The bad news accelerated Wednesday night into Thursday. Trump declared a 30-day restriction on European travelers. In Australia, Tom Hanks and Rita Wilson announced that they tested positive for coronavirus. The National Basketball Association and National Hockey League suspended their seasons. The state of Ohio closed its schools for three weeks. Broadway has gone dark through April 12. Thursday was the stock market's worst day since 1987. Disneyland is closing for only the fourth time in its history.
Gathering places are a public-health risk. Say goodbye to conferences and concerts. Spring break and spring training: poof. We must do without from within. We will become more aware of space and less aware of time. It's disorienting. Perhaps it can be reorienting, as Rabbi Yosef Kanefsky suggested on the Facebook page of his Los Angeles congregation, B'nai David-Judea.
"The very last thing we need right now is a mindset of mutual distancing," the rabbi wrote. "We actually need to be thinking in the exact opposite way.

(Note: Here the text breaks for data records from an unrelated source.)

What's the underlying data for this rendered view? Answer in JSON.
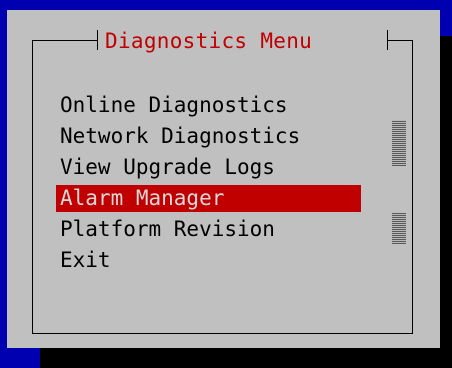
{
  "dialog": {
    "title": "Diagnostics Menu"
  },
  "menu": {
    "items": [
      {
        "label": "Online Diagnostics",
        "selected": false
      },
      {
        "label": "Network Diagnostics",
        "selected": false
      },
      {
        "label": "View Upgrade Logs",
        "selected": false
      },
      {
        "label": "Alarm Manager",
        "selected": true
      },
      {
        "label": "Platform Revision",
        "selected": false
      },
      {
        "label": "Exit",
        "selected": false
      }
    ]
  },
  "colors": {
    "background": "#0000b0",
    "dialog": "#c0c0c0",
    "title_text": "#c00000",
    "highlight": "#c00000",
    "highlight_text": "#d8d8d8"
  }
}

Every hand that we don't shake must become a phone call that we place. Every embrace that we avoid must become a verbal expression of warmth and concern. Every inch and every foot that we physically place between ourselves and another must become a thought as to how we might help that other, should the need arise."
He concluded by saying: "Let's stay safe. And let's draw one another closer in a way that we've never done before."